[NTLUG:Discuss] New Box

David Neeley dbneeley at yahoo.com
Fri May 4 20:45:40 CDT 2001


Hi, guys (and gals, too, for that matter!)

I'm about to experiment with a RAID controller and a Compaq expansion box 
containing six SCSI drives I picked up fairly cheaply. If all goes as I 
think it will, I'll have a dual-channel RAID that should blow away the 
ATA100 drive in sustained throughput. Among the issues I must deal with is 
that of drivers for the relevant RAID cards to work in Linux (I'll be 
trying a DPT card and a Mylex one).

If you shop carefully, you should be able to pick up this kind of setup for 
$500 or so, if it becomes an issue. In fact, once I have learned what I 
intend to, you could pick up mine for about that! (I should add that the 
drives are 4.2 GB each...allowing for parity, this should give 21 MB or so 
of very fast, reliable storage. I have seen various of these RAID cards 
going at First Saturday for $200 or less; the RAID cabinets with drives can 
run $300 or so--if not less. Using larger drives can often be an option, 
too). I'm only doing this to increase my hands-on knowledge, as I don't 
need the RAID capabilities in my day-to-day work.
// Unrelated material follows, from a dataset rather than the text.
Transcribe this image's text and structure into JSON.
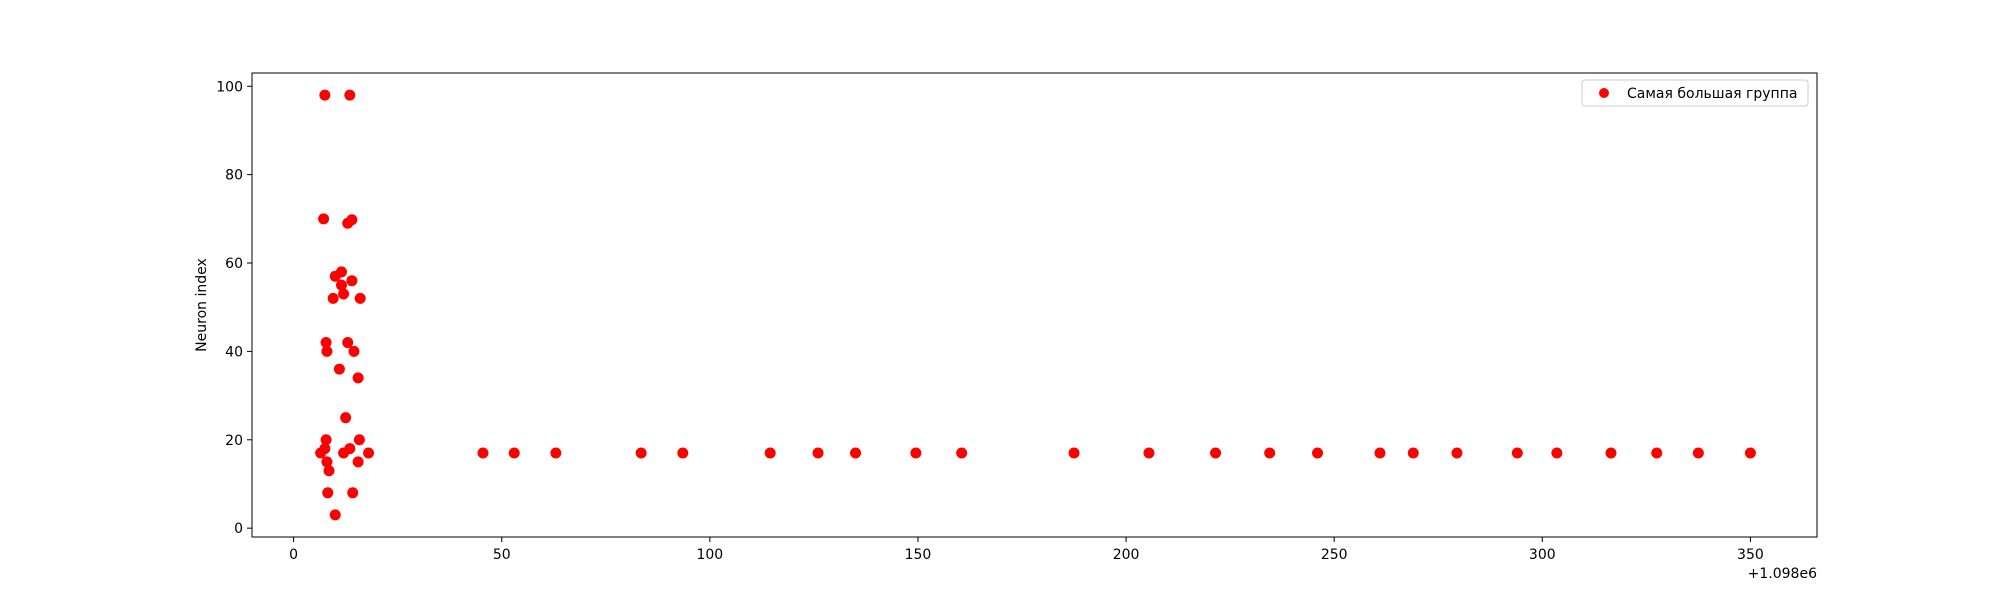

For these prices, you won't have the latest SCSI 160 interfaces. This often 
makes little difference unless you're doing a lot of streaming video or 
some such. Also, burst information rates is highly over-hyped. Sustained 
transfer is often more to the point. As good as software RAID and drive 
caching can be, there are many circumstances where an intelligent caching 
RAID controller is superior. With its own intelligence operating the array, 
and with physical cache memory on board, it is surprising how high the 
rates of sustained transfer can get in many applications. The physical 
subsystem can often flood the data bus (which is why a dual-channel setup 
is good) for sustained periods of time. Drive accesses can be somewhat 
covered over by the cache memory.

I hope this helps.

David




At 12:08 PM 5/4/2001 -0700, you wrote:
>I am running SuSE 7.1 on a 1.2G T-Bird.  I am using
>the IWill KK266 mother board which lets me run the CPU
>at 266 and still use PC133 memory, so I cannot comment
>on DDR memory.  I have been running it for about a
>month without incident.  I will agree with the
>statement about performance being I/O bound.  My ATA
>100 drive is the stumbling point on performance.